- Country: Ghana
- Region: Upper West Region
- District: Lawra
- Festival: Eremon Senkaa Tigri (Eremon Groundnut Festival)

= Eremon =

Eremon is a relatively small community located in the Lawra Municipality in the Upper West Region of Ghana. It is about 50 kilometers north of Wa the regional capital. It is the biggest subdistrict in the entire region. The people are mainly Dagaaba (from the Dagara tribe) and they speak an indigenous language called Dagaare.

History has it that the Dagaaba came all the way from Mali to settle in present-day Ghana and Burkina Faso. The distribution of the Dagaaba between the two countries is due to the partitioning of Africa by Colonialists in the 16th century.

The predominant religion there is Christianity with the main denomination being Roman Catholic. Although some still practise the African Traditional Religion, Christianity is fast overshadowing it.

The main economic activity in the community is agriculture. Eremon is credited as the largest cultivator of groundnut in Ghana. To further promote and market groundnut production in the community, the people of Eremon in 2014 instituted a groundnut festival (known in the native language as 'Senkaa Tigre'). Since then, it has become an annual event. The festival is celebrated on the last Sunday of December. It is usually characterised by a display of harvested groundnut, groundnut related menus and Bawaa dance. Although the festival began few years ago, it is attracting tourists from abroad, especially Europe.
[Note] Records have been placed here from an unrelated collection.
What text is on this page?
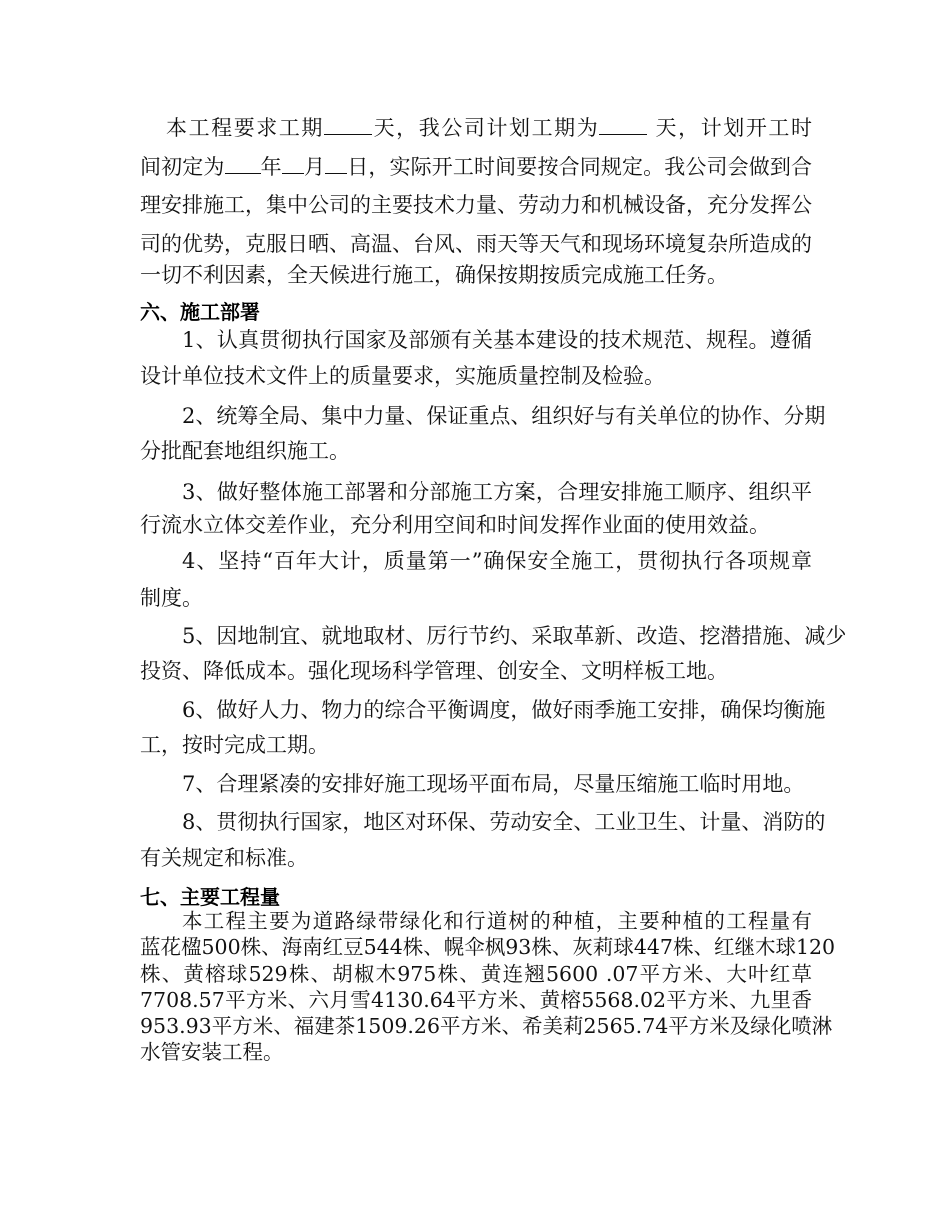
本工程要求工期 天，我公司计划工期为 天，计划开工时
间初定为 年 月 日，实际开工时间要按合同规定。我公司会做到合
理安排施工，集中公司的主要技术力量、劳动力和机械设备，充分发挥公
司的优势，克服日晒、高温、台风、雨天等天气和现场环境复杂所造成的
一切不利因素，全天候进行施工，确保按期按质完成施工任务。
六、施工部署
1、认真贯彻执行国家及部颁有关基本建设的技术规范、规程。遵循
设计单位技术文件上的质量要求，实施质量控制及检验。
2、统筹全局、集中力量、保证重点、组织好与有关单位的协作、分期
分批配套地组织施工。
3、做好整体施工部署和分部施工方案，合理安排施工顺序、组织平
行流水立体交差作业，充分利用空间和时间发挥作业面的使用效益。
4、坚持“百年大计，质量第一”确保安全施工，贯彻执行各项规章
制度。
5、因地制宜、就地取材、厉行节约、采取革新、改造、挖潜措施、减少
投资、降低成本。强化现场科学管理、创安全、文明样板工地。
6、做好人力、物力的综合平衡调度，做好雨季施工安排，确保均衡施
工，按时完成工期。
7、合理紧凑的安排好施工现场平面布局，尽量压缩施工临时用地。
8、贯彻执行国家，地区对环保、劳动安全、工业卫生、计量、消防的
有关规定和标准。
七、主要工程量
本工程主要为道路绿带绿化和行道树的种植，主要种植的工程量有
蓝花楹500株、海南红豆544株、幌伞枫93株、灰莉球447株、红继木球120
株、黄榕球529株、胡椒木975株、黄连翘5600 .07平方米、大叶红草
7708.57平方米、六月雪4130.64平方米、黄榕5568.02平方米、九里香
953.93平方米、福建茶1509.26平方米、希美莉2565.74平方米及绿化喷淋
水管安装工程。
In addition to the festival, the community can boast of a number of tourist sites. Major among them are Kokola ( a river god), Upper Tang (a mountain god) and about five crocodile ponds. The crocodile population is unknown, but traditionally, the inhabitants correlate it with the over 4,000 Naayiree in Eremon. The crocodiles are the totem of the Naayiree. It is said that the crocodiles once led their ancestors to a source of water during the Babatu and Samuore war. For saving their lives, the people vowed never to eat a crocodile. Eremon is also noted for its plentiful production of shea nuts, a nut from which cooking oil is derived, usually supplying the rest of the nation with it.

==Conflict==
It is currently in a cold conflict with a neighbouring community Zambo, Ghana, to the west. The dispute is over whose land an A Senior High School is sited. Zambo claims that the Senior High School is located on their land, and thus should have been named as Zambo Senior High School but not Eremon Senior High School as it is officially captured. The contestation started in the late 1990s, meanwhile, the school existed as far back as the 1980s and has since been recognized officially as Eremon Senior High Technical School. The question as to why the forebears of the Zambo people did not contest the name of the school but the present generation does remains unknown. As it stands the school is still officially recognised as Eremon Senior High School.